Он часто оказывал мелкие услуги - доставал разовые талоны на обеды, хлопотал перед кассой взаимопомощи. Его услуги принимались всеми как должное. Лева Православный щеголял в новых брюках, купленных на ордер, выхлопотанный Иваном Мышом. Щеголял, забыв сказать спасибо.

Однажды Иван Мыш завел разговор с Федором и Вячеславом:

- Хлопцы, вы хорошо меня знаете?

- Как облупленного.

- Вы же ничего плохого обо мне сказать не можете?

- Можем.

- Что?

- Храпишь по ночам громко.

- Я, хлопцы, серьезно… Хочу у вас просить рекомендацию в партию…

И Федор и Вячеслав написали эти рекомендации.

А через несколько дней они уже слушали на собрании как Иван Мыш рассказывал свою автобиографию. Год рождения - 1922-й, учился в ремесленном, работал, служил в армии, родители погибли во время оккупации, в семье репрессированных нет… Обычная жизнь, не из очень легких, но и не из самых трудных - нельзя за нее ни похвалить, ни осудить. Приняли единогласно в кандидаты…

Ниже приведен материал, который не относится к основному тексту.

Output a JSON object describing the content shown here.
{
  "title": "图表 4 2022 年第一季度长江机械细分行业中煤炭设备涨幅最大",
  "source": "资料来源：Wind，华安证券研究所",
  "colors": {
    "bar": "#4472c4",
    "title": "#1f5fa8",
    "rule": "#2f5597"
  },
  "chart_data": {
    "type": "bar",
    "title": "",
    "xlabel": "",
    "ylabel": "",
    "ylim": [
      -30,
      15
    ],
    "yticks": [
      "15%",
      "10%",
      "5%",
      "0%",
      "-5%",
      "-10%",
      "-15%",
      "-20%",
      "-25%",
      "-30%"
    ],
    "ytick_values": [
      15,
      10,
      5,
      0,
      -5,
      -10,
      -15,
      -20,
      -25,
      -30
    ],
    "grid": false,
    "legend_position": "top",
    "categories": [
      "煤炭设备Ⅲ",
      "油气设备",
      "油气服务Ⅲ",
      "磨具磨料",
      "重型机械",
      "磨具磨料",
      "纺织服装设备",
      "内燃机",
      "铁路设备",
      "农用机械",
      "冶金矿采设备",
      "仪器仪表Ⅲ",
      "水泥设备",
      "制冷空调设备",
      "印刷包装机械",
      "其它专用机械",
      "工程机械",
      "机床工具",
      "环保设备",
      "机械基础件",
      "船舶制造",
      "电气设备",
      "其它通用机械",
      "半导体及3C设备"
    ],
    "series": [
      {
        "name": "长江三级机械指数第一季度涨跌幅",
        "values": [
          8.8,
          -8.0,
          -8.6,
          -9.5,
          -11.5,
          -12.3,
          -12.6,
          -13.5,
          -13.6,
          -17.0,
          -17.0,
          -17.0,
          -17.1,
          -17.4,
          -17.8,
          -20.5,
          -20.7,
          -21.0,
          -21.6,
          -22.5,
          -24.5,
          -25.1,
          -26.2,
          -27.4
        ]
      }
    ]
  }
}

А года через полтора Иван Мыш был уже членом институтского партбюро, стал ездить на совещания в райком партии.

Увидев однажды его рослую, представительную фигуру, его лицо, крепкое, мужественно красивое, - лицо славянина, сразу запоминали. Запоминалась и его короткая странная фамилия.

На торжественную встречу с зарубежными работниками культуры приглашалось ограниченное число лиц. Инструктор горкома, которому была поручена организация встречи, вспоминал Ивана Мыша: студент, из низов - следует внести в рекомендательный список. И Иван Мыш на торжественной встрече сидел за столом бок о бок, как равный, с директором института. А заместитель директора не удостоился чести.

Иван Мыш любил работать маленькими кистями, зализывая мазочки, трудился не разгибая спины, от звонка до звонка - ювелирничал на холсте. На курсе ходил термин: "Мышиный стиль".

По-прежнему он занимался выпиливанием и вытачиванием - золотые руки! Поломанную массивную авторучку они превращали в зажигалку, алюминиевый кухонный половник - в настольную лампочку-ночник. Золотые руки, ни на минуту не остающиеся без дела! Но в них никто и никогда не видал книги, кроме разве как учебника перед сессиями.

Еще в начале второго курса между Иваном Мышом и Вячеславом произошел разговор:

- Вот вы все говорите - Декаданс, Декаданс… А в каких годах жил этот Декаданс?

Вячеслав, вскинув взгляд на простодушную физиономию Ивана Мыша, ответил не дрогнув:

- Родился приблизительно в тысяча восемьсот шестидесятом году.

- И жив до сих пор?

- Жив курилка.

- Девяносто лет? Ну и ну! Песок, верно, сыплется.

- Нас с тобой переживет.

- Вот ведь фигура, только о ней и слышишь… Что же он сделал такого?

- Занимался растлением малолетних.

Теперь - четвертый курс, Иван Мыш вырос, уже представляет себе, что этот декаданс - не похотливый старик с бородой, на собраниях, к случаю, внушительно громит порочное течение, предостерегает от его дурного влияния, чем всегда чуть не до слез умиляет Вече Чернышева:

- Спец, ничего не скажешь.

К Слободко Иван до сих пор относился с опасливой настороженностью - кто его знает, может, безобидный юродивый, а может, гений, любое коленце жди - выкинет.

7

Комната общежития. Тумбочка-столик Ивана Мыша с крохотной лампочкой, освещающей только руки. Кучи книг на столе рядом с прокопченным чайником. Штанина грязных кальсон с завязками из-под койки Православного… Комната общежития - ночи в остервенелых спорах. Комната общежития - гостеприимный дом, заходи любой, если ты голоден - хлеб пополам, если ты опоздал на метро - уступят часть койки, не обессудь, в тесноте - не в обиде, не комфортабельная гостиница. И не пансион благородных девиц - могут облаять не за будь здоров.

В комнате общежития обычно горячая атмосфера сегодня падает к нулю. Вячеслав лежит с упрямым и сердитым лицом. Федор тоже лежит и, заломив руки за голову, смотрит в потолок. Лева Православный то встает, то садится на койку. Нет шума, но нет и согласия - неуютность. Только Иван Мыш привычно сутулится над своей тумбочкой, и его широкая спина с выпирающими массивными лопатками, как всегда, невозмутима.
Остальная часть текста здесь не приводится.